GenerativeAI (GenAI) will allow threat actors to make their attacks more targeted, thereby reducing noise on the network, and more evasive, by pivoting through tactics, techniques and procedures (TTPs). That means attacks are going to become much harder to both detect and defend against. Defence mechanisms such as the web application firewall (WAF) will still have a part to play but they must be complemented by real-time behaviour-based threat detection which takes into consideration other indicators such as IP address, User-Agent, and Headers etc. Fingerprint detection will become crucial as it sees these factors used to identify anomalous or malicious traffic patterns, before using these to generate rules, models, and policies for attack mitigation.

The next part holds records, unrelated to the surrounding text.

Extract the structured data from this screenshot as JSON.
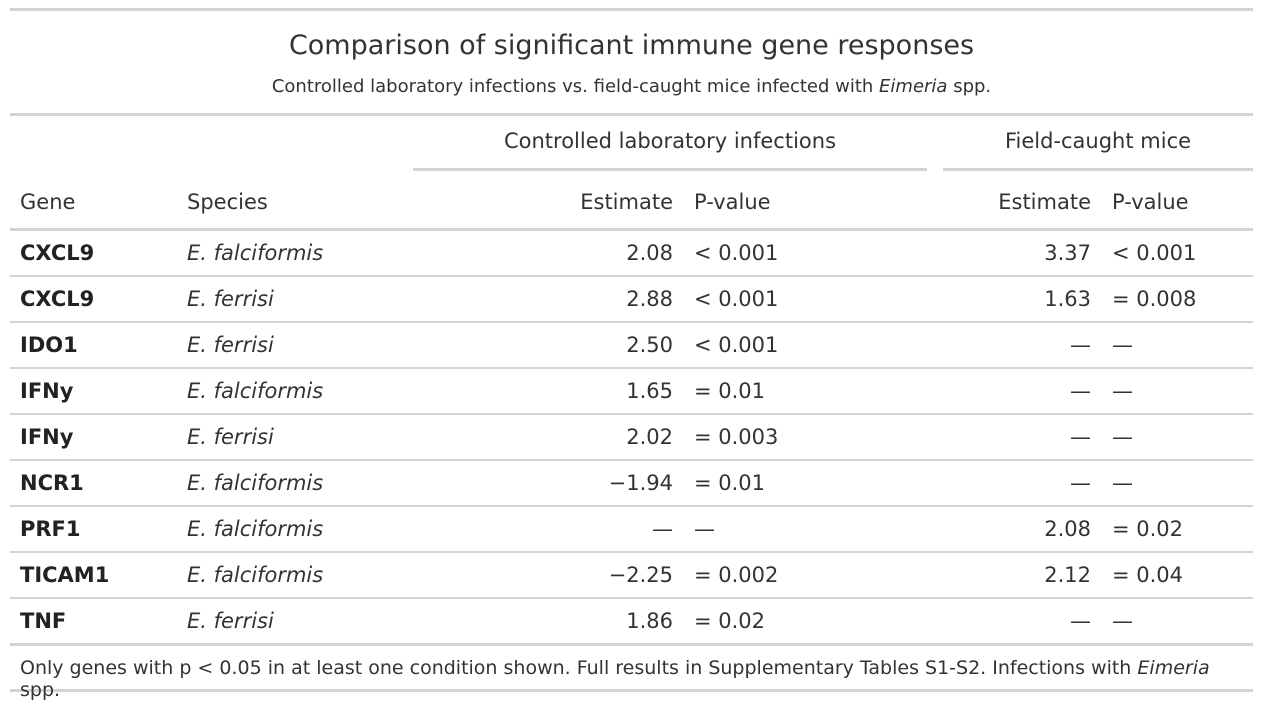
{
  "title": "Comparison of significant immune gene responses",
  "subtitle": {
    "pre": "Controlled laboratory infections vs. field-caught mice infected with ",
    "italic": "Eimeria",
    "post": " spp."
  },
  "spanners": {
    "lab": "Controlled laboratory infections",
    "field": "Field-caught mice"
  },
  "columns": {
    "gene": "Gene",
    "species": "Species",
    "lab_estimate": "Estimate",
    "lab_pvalue": "P-value",
    "field_estimate": "Estimate",
    "field_pvalue": "P-value"
  },
  "rows": [
    {
      "gene": "CXCL9",
      "species": "E. falciformis",
      "lab_est": "2.08",
      "lab_p": "< 0.001",
      "field_est": "3.37",
      "field_p": "< 0.001"
    },
    {
      "gene": "CXCL9",
      "species": "E. ferrisi",
      "lab_est": "2.88",
      "lab_p": "< 0.001",
      "field_est": "1.63",
      "field_p": "= 0.008"
    },
    {
      "gene": "IDO1",
      "species": "E. ferrisi",
      "lab_est": "2.50",
      "lab_p": "< 0.001",
      "field_est": "—",
      "field_p": "—"
    },
    {
      "gene": "IFNy",
      "species": "E. falciformis",
      "lab_est": "1.65",
      "lab_p": "= 0.01",
      "field_est": "—",
      "field_p": "—"
    },
    {
      "gene": "IFNy",
      "species": "E. ferrisi",
      "lab_est": "2.02",
      "lab_p": "= 0.003",
      "field_est": "—",
      "field_p": "—"
    },
    {
      "gene": "NCR1",
      "species": "E. falciformis",
      "lab_est": "−1.94",
      "lab_p": "= 0.01",
      "field_est": "—",
      "field_p": "—"
    },
    {
      "gene": "PRF1",
      "species": "E. falciformis",
      "lab_est": "—",
      "lab_p": "—",
      "field_est": "2.08",
      "field_p": "= 0.02"
    },
    {
      "gene": "TICAM1",
      "species": "E. falciformis",
      "lab_est": "−2.25",
      "lab_p": "= 0.002",
      "field_est": "2.12",
      "field_p": "= 0.04"
    },
    {
      "gene": "TNF",
      "species": "E. ferrisi",
      "lab_est": "1.86",
      "lab_p": "= 0.02",
      "field_est": "—",
      "field_p": "—"
    }
  ],
  "footnote": {
    "pre": "Only genes with p < 0.05 in at least one condition shown. Full results in Supplementary Tables S1-S2. Infections with ",
    "italic": "Eimeria",
    "post": " spp."
  },
  "colors": {
    "rule": "#d3d3d3",
    "text": "#333333"
  }
}
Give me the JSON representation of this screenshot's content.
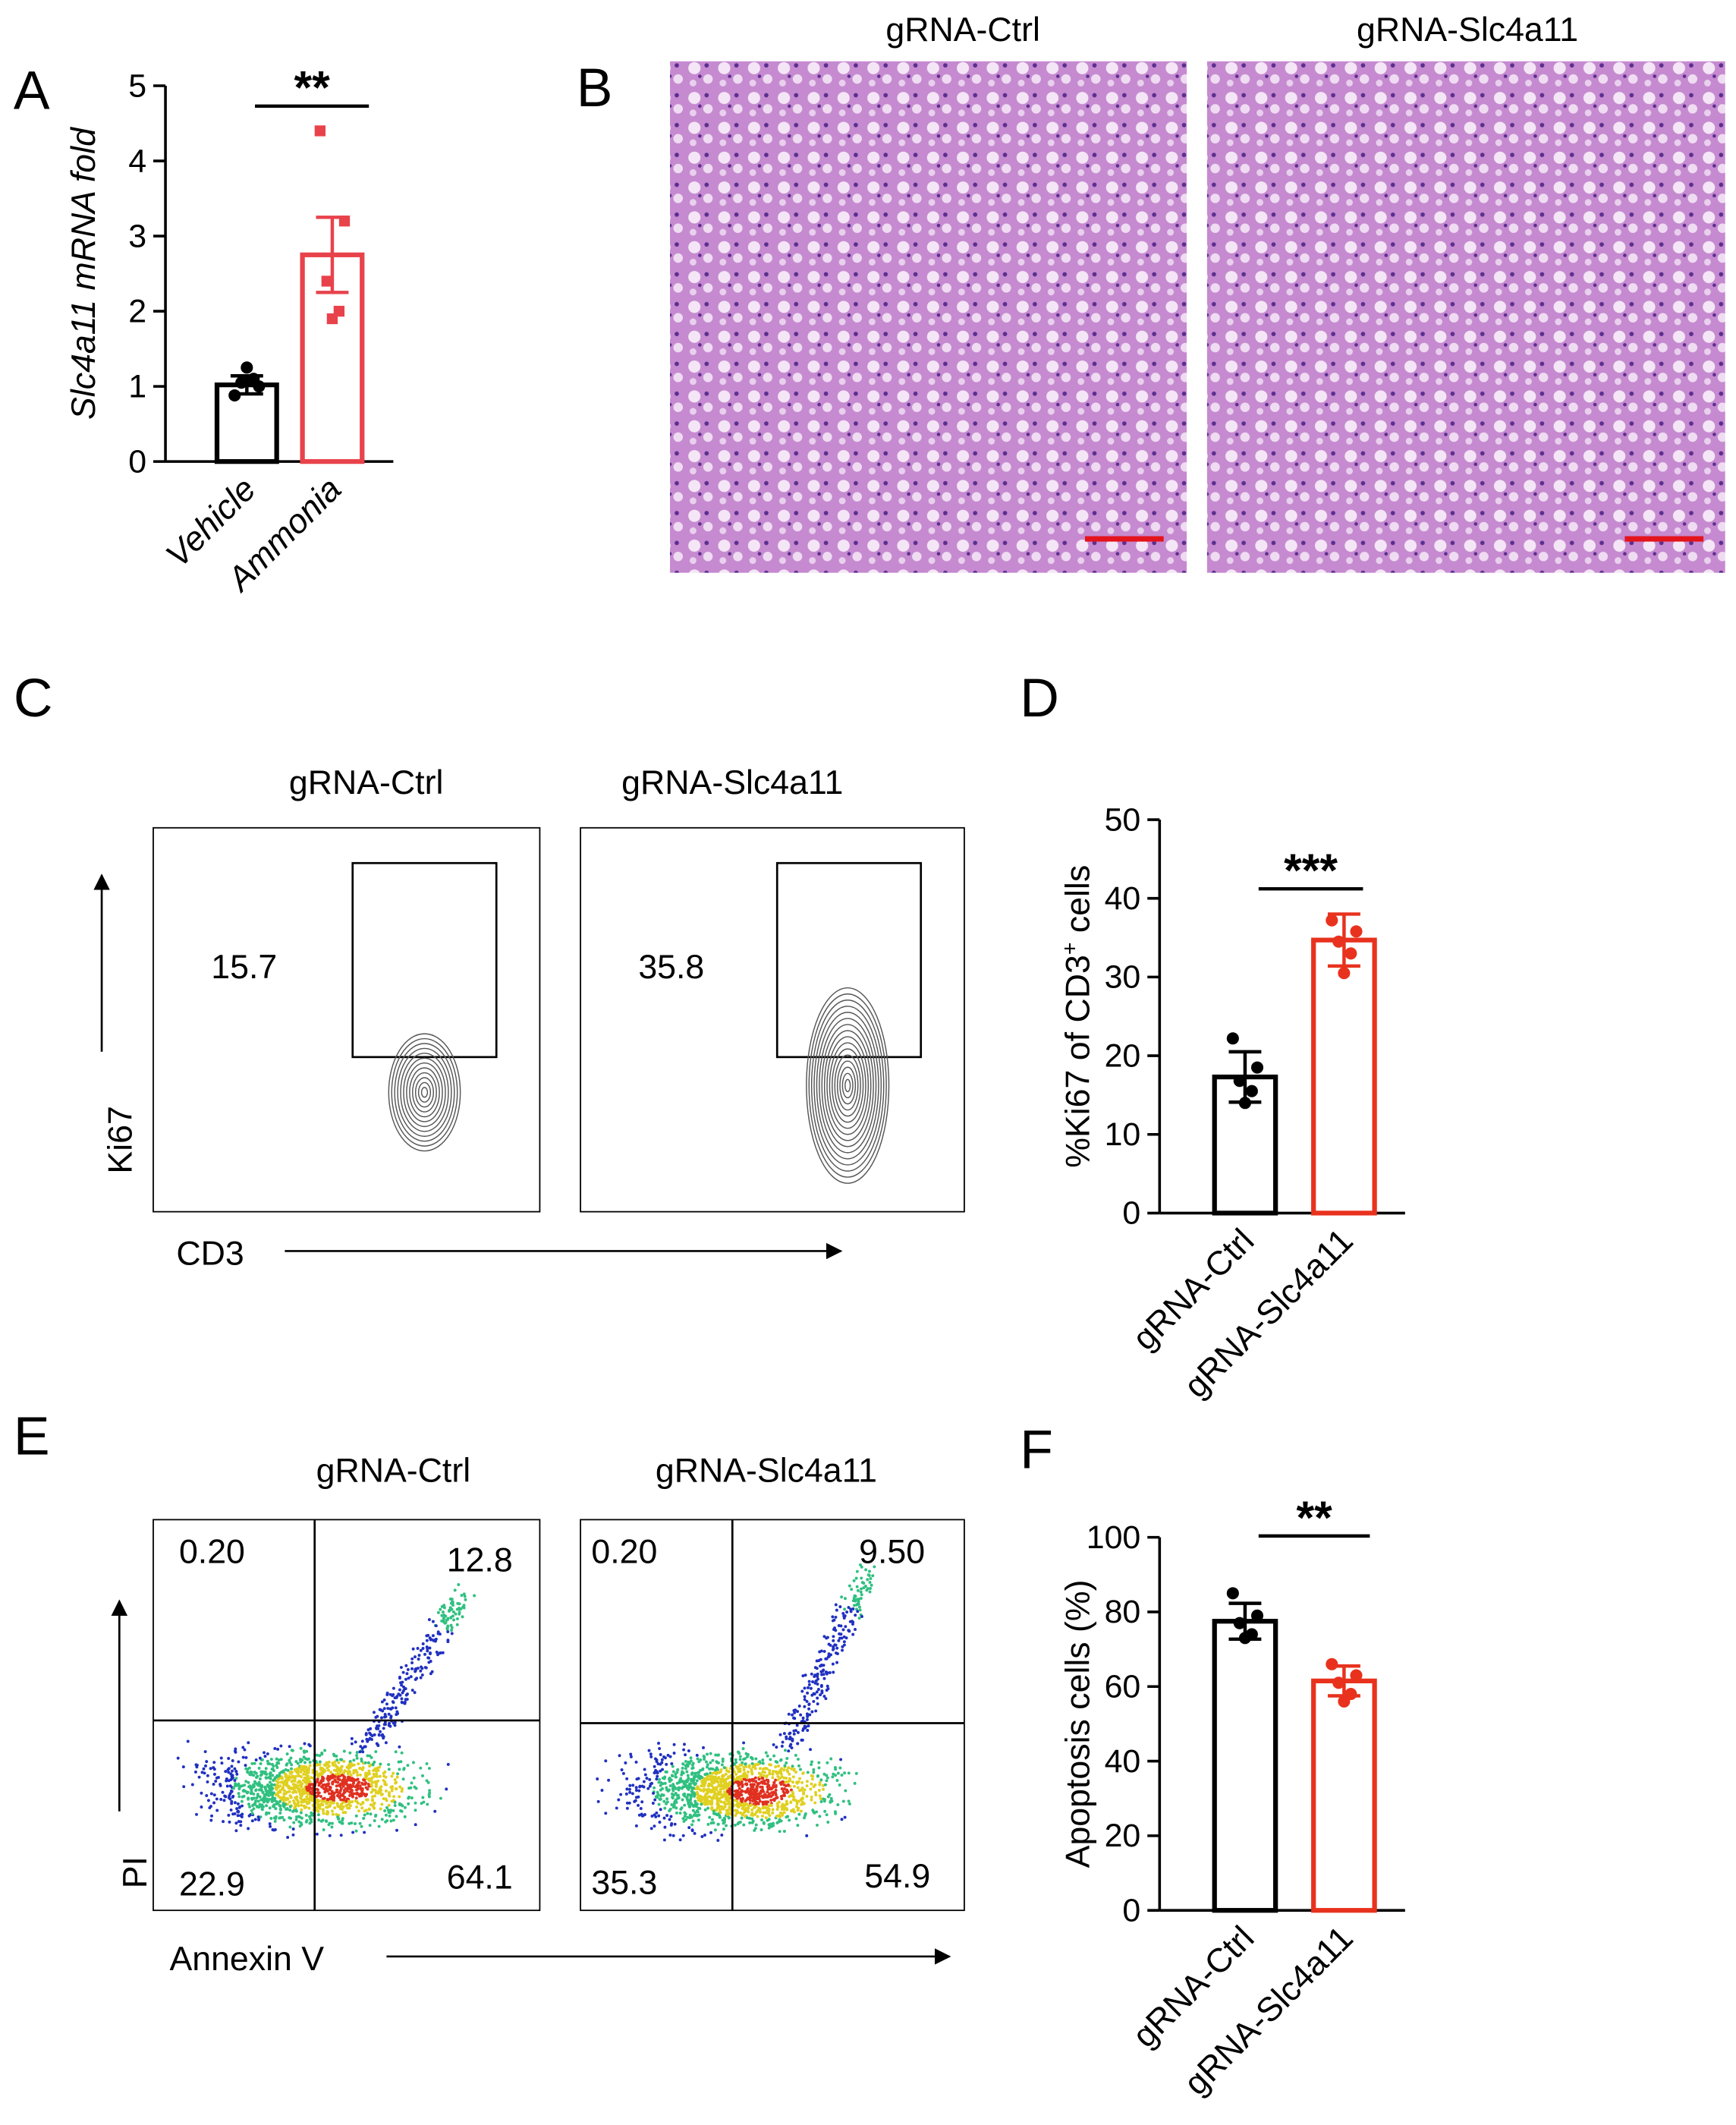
{
  "panel_letters": [
    "A",
    "B",
    "C",
    "D",
    "E",
    "F"
  ],
  "chart_data": [
    {
      "type": "bar",
      "y_label": [
        "Slc4a11 mRNA fold"
      ],
      "categories": [
        "Vehicle",
        "Ammonia"
      ],
      "values": [
        1.02,
        2.75
      ],
      "errors": [
        0.12,
        0.5
      ],
      "points": [
        [
          0.88,
          1.0,
          1.05,
          1.1,
          1.25
        ],
        [
          4.4,
          3.2,
          2.4,
          2.0,
          1.9
        ]
      ],
      "colors": [
        "#000000",
        "#e8424b"
      ],
      "ylim": [
        0,
        5
      ],
      "yticks": [
        0,
        1,
        2,
        3,
        4,
        5
      ],
      "significance": "**"
    },
    {
      "type": "bar",
      "y_label": [
        "%Ki67 of CD3",
        "+",
        " cells"
      ],
      "categories": [
        "gRNA-Ctrl",
        "gRNA-Slc4a11"
      ],
      "values": [
        17.3,
        34.7
      ],
      "errors": [
        3.2,
        3.3
      ],
      "points": [
        [
          22.2,
          18.5,
          16.8,
          15.5,
          14.0
        ],
        [
          37.2,
          35.8,
          34.5,
          33.0,
          30.5
        ]
      ],
      "colors": [
        "#000000",
        "#e8321e"
      ],
      "ylim": [
        0,
        50
      ],
      "yticks": [
        0,
        10,
        20,
        30,
        40,
        50
      ],
      "significance": "***"
    },
    {
      "type": "bar",
      "y_label": [
        "Apoptosis cells (%)"
      ],
      "categories": [
        "gRNA-Ctrl",
        "gRNA-Slc4a11"
      ],
      "values": [
        77.5,
        61.5
      ],
      "errors": [
        4.8,
        4.0
      ],
      "points": [
        [
          85,
          79,
          77,
          74,
          73
        ],
        [
          66,
          63,
          61,
          58,
          56
        ]
      ],
      "colors": [
        "#000000",
        "#e8321e"
      ],
      "ylim": [
        0,
        100
      ],
      "yticks": [
        0,
        20,
        40,
        60,
        80,
        100
      ],
      "significance": "**"
    }
  ],
  "histology": {
    "titles": [
      "gRNA-Ctrl",
      "gRNA-Slc4a11"
    ]
  },
  "ki67_flow": {
    "titles": [
      "gRNA-Ctrl",
      "gRNA-Slc4a11"
    ],
    "gate_values": [
      "15.7",
      "35.8"
    ],
    "y_label": "Ki67",
    "x_label": "CD3"
  },
  "apoptosis_flow": {
    "titles": [
      "gRNA-Ctrl",
      "gRNA-Slc4a11"
    ],
    "quadrants": [
      [
        "0.20",
        "12.8",
        "22.9",
        "64.1"
      ],
      [
        "0.20",
        "9.50",
        "35.3",
        "54.9"
      ]
    ],
    "y_label": "PI",
    "x_label": "Annexin V"
  }
}
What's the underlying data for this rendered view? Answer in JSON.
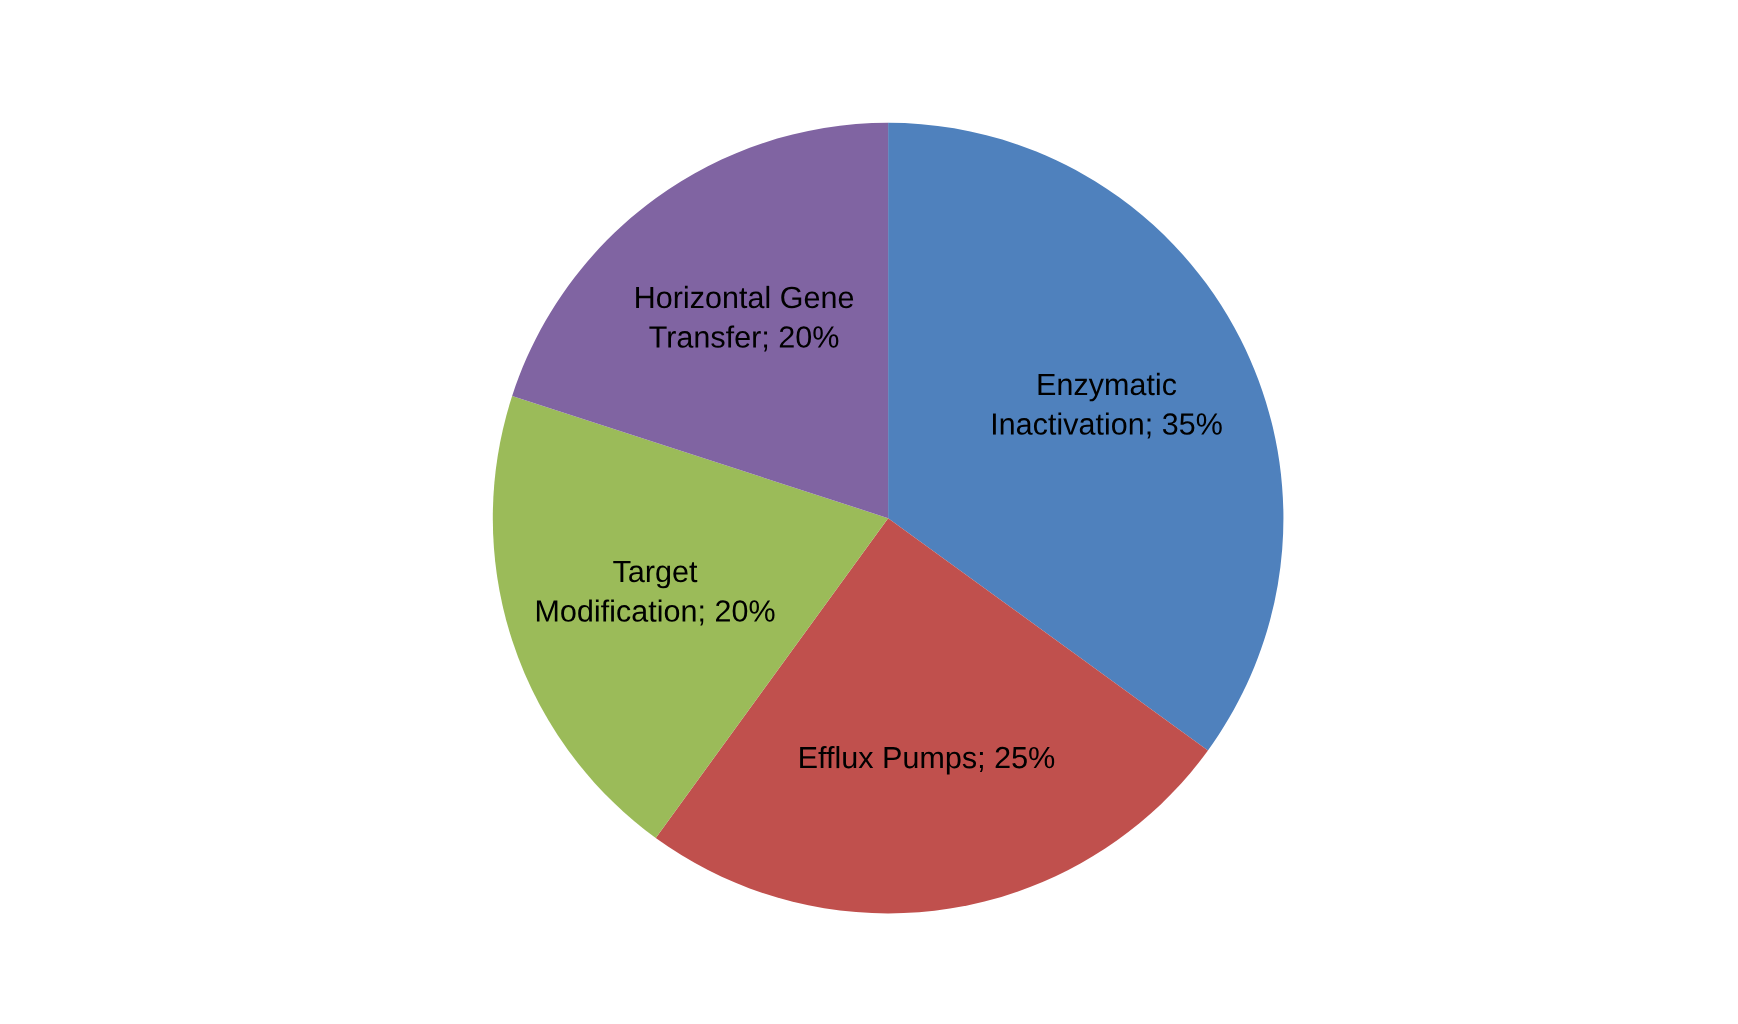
{
  "chart_data": {
    "type": "pie",
    "categories": [
      "Enzymatic Inactivation",
      "Efflux Pumps",
      "Target Modification",
      "Horizontal Gene Transfer"
    ],
    "values": [
      35,
      25,
      20,
      20
    ],
    "value_labels": [
      "35%",
      "25%",
      "20%",
      "20%"
    ],
    "colors": [
      "#4f81bd",
      "#c0504d",
      "#9bbb59",
      "#8064a2"
    ],
    "legend": false
  }
}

GenAI will take the fingerprinting concept a stage further, however, to the point where it is automated to rapidly respond to changing TTPs. Threat finger printing will no longer require those client indicators to discern an attack which means the threat actor doesn’t know which indicator is giving them away, what they need to rotate, when and why. Moreover, defenders will be able to use GenAI to create fake API responses as the attack plays out, further obfuscating the situation. And we will see the emergence of parallel threat hunting across multiple API endpoints so that these fingerprints and threat patterns are used concurrently. But GenAI will also see a more holistic approach taken to API security, with a focus on the entire API lifecycle. Preproduction APIs will have customised security testing with flexible authentication profiles and adaptive test cases, allowing teams to build out thousands of test cases using a combination of source information and learned attacks. Production APIs will use real-time discovery, detection and threat fingerprinting response. And GenAI will facilitate customised runtime discovery with APIs defined by their specific usage and API hosts of interest, ie particular product teams or those hosting AI applications, which will streamline threat detection and response.